Em meio à tradição do Dia de Reis, grupos de folia no morro da Formiga, no Rio, ganham nova vida graças às redes sociais e adaptações modernas. A comunidade da Tijuca preserva o costume bíblico com toques contemporâneos, atraindo visualizações em massa online. Líderes destacam a resistência cultural apesar de desafios religiosos.
O Dia de Reis, celebrado em 6 de janeiro de 2026, é marcado com fervor no morro da Formiga, na Tijuca, zona norte do Rio de Janeiro. Essa comunidade de 2.763 habitantes, segundo o Censo Favelas do IBGE de 2022, abriga quatro grupos de folia, mais do que em outros bairros da capital. Diferente de regiões onde a tradição enfraqueceu, aqui ela floresce com inovações.

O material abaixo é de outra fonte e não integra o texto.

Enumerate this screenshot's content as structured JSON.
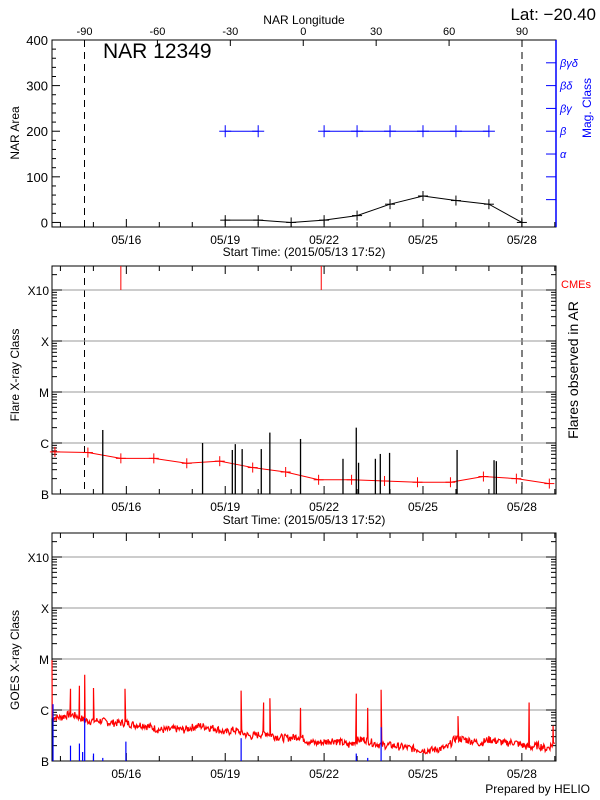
{
  "header": {
    "lat_label": "Lat: −20.40",
    "top_axis_label": "NAR Longitude",
    "region_label": "NAR 12349",
    "credit": "Prepared by HELIO"
  },
  "colors": {
    "area": "#000000",
    "mag_class": "#0000ff",
    "flare_bg": "#ff0000",
    "cme": "#ff0000",
    "goes_long": "#ff0000",
    "goes_short": "#0000ff",
    "grid": "#999999"
  },
  "chart_data": [
    {
      "type": "line",
      "xlabel": "Start Time: (2015/05/13 17:52)",
      "ylabel": "NAR Area",
      "y2label": "Mag. Class",
      "top_xlabel": "NAR Longitude",
      "ylim": [
        -10,
        400
      ],
      "x_start": "2015-05-13 17:52",
      "x_ticks": [
        {
          "label": "05/16",
          "date": "2015-05-16 00:00"
        },
        {
          "label": "05/19",
          "date": "2015-05-19 00:00"
        },
        {
          "label": "05/22",
          "date": "2015-05-22 00:00"
        },
        {
          "label": "05/25",
          "date": "2015-05-25 00:00"
        },
        {
          "label": "05/28",
          "date": "2015-05-28 00:00"
        }
      ],
      "y_ticks": [
        "0",
        "100",
        "200",
        "300",
        "400"
      ],
      "longitude_ticks": [
        "-90",
        "-60",
        "-30",
        "0",
        "30",
        "60",
        "90"
      ],
      "limb_longitudes": [
        -90,
        90
      ],
      "mag_class_ticks": [
        {
          "label": "",
          "area": 50
        },
        {
          "label": "",
          "area": 100
        },
        {
          "label": "α",
          "area": 150
        },
        {
          "label": "β",
          "area": 200
        },
        {
          "label": "βγ",
          "area": 250
        },
        {
          "label": "βδ",
          "area": 300
        },
        {
          "label": "βγδ",
          "area": 350
        }
      ],
      "series": [
        {
          "name": "NAR Area",
          "x": [
            "2015-05-19 00:00",
            "2015-05-20 00:00",
            "2015-05-21 00:00",
            "2015-05-22 00:00",
            "2015-05-23 00:00",
            "2015-05-24 00:00",
            "2015-05-25 00:00",
            "2015-05-26 00:00",
            "2015-05-27 00:00",
            "2015-05-28 00:00"
          ],
          "y": [
            5,
            5,
            0,
            5,
            15,
            40,
            58,
            48,
            40,
            0
          ]
        },
        {
          "name": "Mag. Class",
          "x": [
            "2015-05-19 00:00",
            "2015-05-20 00:00",
            "2015-05-21 00:00",
            "2015-05-22 00:00",
            "2015-05-23 00:00",
            "2015-05-24 00:00",
            "2015-05-25 00:00",
            "2015-05-26 00:00",
            "2015-05-27 00:00"
          ],
          "y": [
            "β",
            "β",
            null,
            "β",
            "β",
            "β",
            "β",
            "β",
            "β"
          ]
        }
      ]
    },
    {
      "type": "line",
      "xlabel": "Start Time: (2015/05/13 17:52)",
      "ylabel": "Flare X-ray Class",
      "y2label": "Flares observed in AR",
      "scale": "log",
      "ylim": [
        1e-07,
        0.003
      ],
      "grid": true,
      "y_ticks": [
        {
          "label": "B",
          "value": 1e-07
        },
        {
          "label": "C",
          "value": 1e-06
        },
        {
          "label": "M",
          "value": 1e-05
        },
        {
          "label": "X",
          "value": 0.0001
        },
        {
          "label": "X10",
          "value": 0.001
        }
      ],
      "cme_label": "CMEs",
      "background": {
        "x": [
          "2015-05-13 20:00",
          "2015-05-14 20:00",
          "2015-05-15 20:00",
          "2015-05-16 20:00",
          "2015-05-17 20:00",
          "2015-05-18 20:00",
          "2015-05-19 20:00",
          "2015-05-20 20:00",
          "2015-05-21 20:00",
          "2015-05-22 20:00",
          "2015-05-23 20:00",
          "2015-05-24 20:00",
          "2015-05-25 20:00",
          "2015-05-26 20:00",
          "2015-05-27 20:00",
          "2015-05-28 20:00"
        ],
        "y": [
          6.7e-07,
          6.5e-07,
          5e-07,
          5e-07,
          4e-07,
          4.4e-07,
          3.3e-07,
          2.7e-07,
          1.9e-07,
          1.9e-07,
          1.8e-07,
          1.7e-07,
          1.7e-07,
          2.2e-07,
          2e-07,
          1.6e-07
        ]
      },
      "flares": {
        "x": [
          "2015-05-15 06:50",
          "2015-05-18 07:30",
          "2015-05-19 05:10",
          "2015-05-19 07:20",
          "2015-05-19 12:20",
          "2015-05-20 02:15",
          "2015-05-20 08:30",
          "2015-05-21 06:50",
          "2015-05-22 13:45",
          "2015-05-22 23:25",
          "2015-05-23 01:05",
          "2015-05-23 13:20",
          "2015-05-23 16:55",
          "2015-05-23 23:40",
          "2015-05-26 00:50",
          "2015-05-27 03:45",
          "2015-05-27 05:25"
        ],
        "y": [
          1.8e-06,
          1e-06,
          7.3e-07,
          9.5e-07,
          7.6e-07,
          7.6e-07,
          1.6e-06,
          1.2e-06,
          4.9e-07,
          2e-06,
          4.1e-07,
          4.9e-07,
          6.1e-07,
          6.4e-07,
          7.3e-07,
          4.6e-07,
          4.4e-07
        ]
      },
      "cmes": [
        "2015-05-15 20:00",
        "2015-05-21 21:55"
      ]
    },
    {
      "type": "line",
      "ylabel": "GOES X-ray Class",
      "scale": "log",
      "ylim": [
        1e-07,
        0.003
      ],
      "grid": true,
      "y_ticks": [
        {
          "label": "B",
          "value": 1e-07
        },
        {
          "label": "C",
          "value": 1e-06
        },
        {
          "label": "M",
          "value": 1e-05
        },
        {
          "label": "X",
          "value": 0.0001
        },
        {
          "label": "X10",
          "value": 0.001
        }
      ],
      "long_channel_baseline": {
        "x_start": "2015-05-13 18:00",
        "step_hours": 6,
        "y": [
          7e-07,
          7e-07,
          8e-07,
          7.5e-07,
          6e-07,
          6e-07,
          6e-07,
          5.5e-07,
          5.5e-07,
          5.5e-07,
          5e-07,
          5e-07,
          4.5e-07,
          4e-07,
          4e-07,
          4.2e-07,
          4e-07,
          4.5e-07,
          4.8e-07,
          4.5e-07,
          4.2e-07,
          3.5e-07,
          4e-07,
          3.5e-07,
          3e-07,
          3.2e-07,
          3.5e-07,
          3e-07,
          2.8e-07,
          2.8e-07,
          3e-07,
          2.4e-07,
          2.2e-07,
          2.3e-07,
          2.5e-07,
          2.3e-07,
          2e-07,
          2.5e-07,
          2.6e-07,
          2.2e-07,
          2e-07,
          2e-07,
          1.9e-07,
          1.8e-07,
          1.7e-07,
          1.6e-07,
          1.6e-07,
          1.7e-07,
          1.8e-07,
          2.8e-07,
          2.6e-07,
          2.4e-07,
          2.2e-07,
          2.6e-07,
          2.4e-07,
          2.2e-07,
          2.3e-07,
          2e-07,
          1.8e-07,
          2e-07,
          1.7e-07,
          2.2e-07
        ]
      },
      "long_channel_peaks": {
        "x": [
          "2015-05-13 17:52",
          "2015-05-14 07:20",
          "2015-05-14 13:50",
          "2015-05-14 17:40",
          "2015-05-15 00:05",
          "2015-05-15 23:00",
          "2015-05-19 11:35",
          "2015-05-20 03:55",
          "2015-05-20 08:30",
          "2015-05-21 06:50",
          "2015-05-22 23:25",
          "2015-05-23 07:45",
          "2015-05-23 17:30",
          "2015-05-26 01:30",
          "2015-05-28 05:15",
          "2015-05-28 22:45"
        ],
        "y": [
          9.5e-06,
          2.6e-06,
          3e-06,
          4.9e-06,
          2.7e-06,
          2.6e-06,
          2.4e-06,
          1.4e-06,
          1.7e-06,
          1.1e-06,
          2.1e-06,
          1.1e-06,
          2.5e-06,
          7.6e-07,
          1.4e-06,
          4.9e-07
        ]
      },
      "short_channel": {
        "x": [
          "2015-05-13 17:52",
          "2015-05-14 07:20",
          "2015-05-14 13:50",
          "2015-05-14 16:10",
          "2015-05-14 17:40",
          "2015-05-15 00:05",
          "2015-05-15 06:50",
          "2015-05-15 23:40",
          "2015-05-19 11:35",
          "2015-05-22 23:25",
          "2015-05-23 07:45",
          "2015-05-23 17:30"
        ],
        "y": [
          1.3e-06,
          2e-07,
          2.2e-07,
          1.5e-07,
          6.9e-07,
          1.4e-07,
          1.15e-07,
          2.4e-07,
          2.8e-07,
          1.4e-07,
          1.15e-07,
          4.6e-07
        ]
      }
    }
  ]
}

Marcos Antonio Lopes, 28 anos, contramestre da Brilhante Estrela de Belém, explica: "No morro da Formiga, todos nascem com um time de futebol e uma folia de reis para torcer". Ele compara os grupos aos clubes de futebol locais e relata que a folia se tornou uma forma de resistência. "Visitei recentemente uma casa em um bairro distante onde há 80 anos não passava uma folia. Viramos resistência", afirma.
Adaptações incluem palhaços com danças inspiradas no funk e elementos visuais como luzes neon nos tambores e indumentárias, permitindo apresentações noturnas. Em 2023, a Brilhante Estrela de Belém integrou um videoclipe do rapper Marcelo D2 na música "Povo de Fé", destacando crenças populares. Nas redes sociais, vídeos de cortejos e visitas a residências acumulam centenas de milhares de visualizações, ajudando a esclarecer o que é folia: não um bloco ou bate-bola, mas a jornada dos três reis magos — Melchior, Gaspar e Baltazar — em busca do menino Jesus, com versos recitados e ritmos de tambores.
O financiamento vem de um edital anual do governo estadual, que em 2026 destinou R$ 25 mil a 200 grupos, totalizando R$ 5 milhões. Apesar de relatos de "grupos fantasmas" que surgem só para o edital, o recurso é vital. Crianças participam da "folia da lata velha", batendo em latas e metais, inspirando novas gerações como a de Lopes.
No entanto, há resistências religiosas. Lopes, ex-membro de igreja evangélica, enfrentou oposição familiar e de amigos. Carlos Daniel Medeiros, 56 anos, produtor cultural, nota que palhaços, com máscaras coloridas, são alvos de preconceito por misturarem elementos africanos, indígenas e pagãos. "Existe um lado 'exusístico', de Exu, que permeia a questão do palhaço. É o sagrado e o profano desfilando em harmonia", diz ele, enfatizando o diálogo comunitário na favela.